In parallel, she was recruited as a “prompt engineer” in a large company in Sophia-Antipolis. “An astrology and psychic company. I didn’t know they had brought me in to fire people. They looked at me as the arrogant Parisian.” The experience ended badly. She left after a few months, but stayed on the Côte d’Azur. And chained short-term missions: at Palazzo, Venus Williams’ AI startup; Aivancity, as a teacher. She continued to write. Six to seven books a year. The Art of the Prompt for Dummies, First Steps with AI… Educational formats, but aimed at real autonomy: “I designed the last one for seniors, with mobile use, really concrete.”
She also gives conferences for associations, institutions, and for Nathan, produces content for Gloria (diversity, inclusion, LGBT), teaches at TIHS Business School. A scattered economic model, but autonomous. She doesn’t complain: “I’m not a spender.” But she’s looking for permanent housing. “My landlord is selling, I have to leave.” She’s considering Cannes, maybe a return to local politics.
When asked about her favorite recent book, she mentions the latest to be published, First Steps with AI (First Editions): “The first that really speaks to beginners, seniors, those who don’t even have a computer.” When asked about her role models, to the question “who are the people who inspired you in your career?” She mentions notably her friendship with Cédric Villani, whom she describes as a faithful support in her personal projects, particularly that of a feature film. “One day when I was demotivated, he told me: ‘You’ll make it. If Emmanuel Macron managed to get elected, anything is possible.'”
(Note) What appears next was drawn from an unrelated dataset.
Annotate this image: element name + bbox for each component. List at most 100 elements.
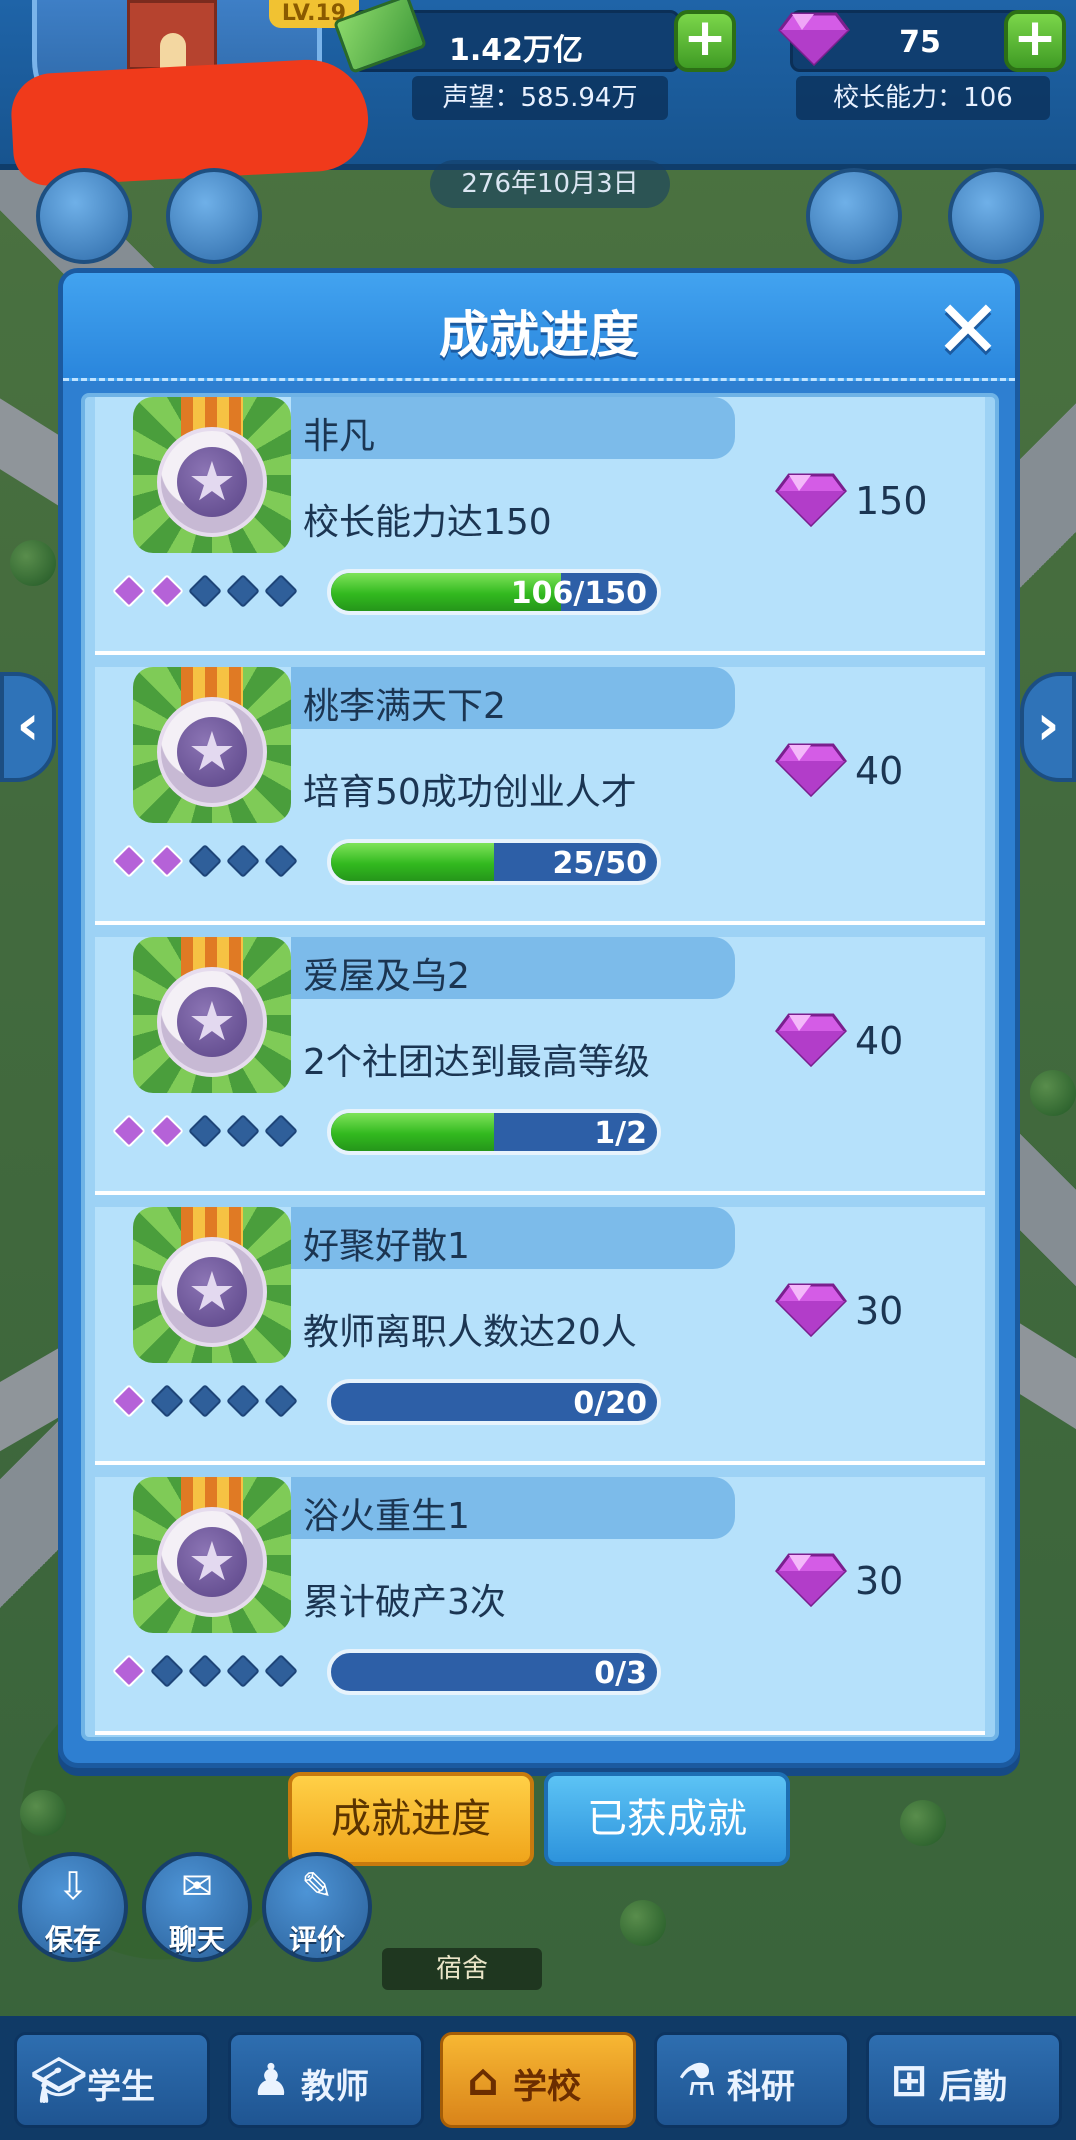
progress-bar: 25/50	[327, 839, 661, 885]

She claims the status of independent. Of survivor too. Her only novel, self-published, PRISMA, translated into four languages, exists only in paper format. “I don’t want AI to ingest it without my consent.” She cites an academic tool that allowed her to discover that ChatGPT for Dummies was ingested by models, without notification or compensation.
“I write. I teach. I transmit. But I’m lucid. I’m a bridge builder. Nothing else.” It’s this lucidity, raw and disenchanted, that creates the coherence of her journey. One could see a “discontinuous” path. One must read in it a rare ability to capture the right moment and speak correctly when technology overflows all landmarks.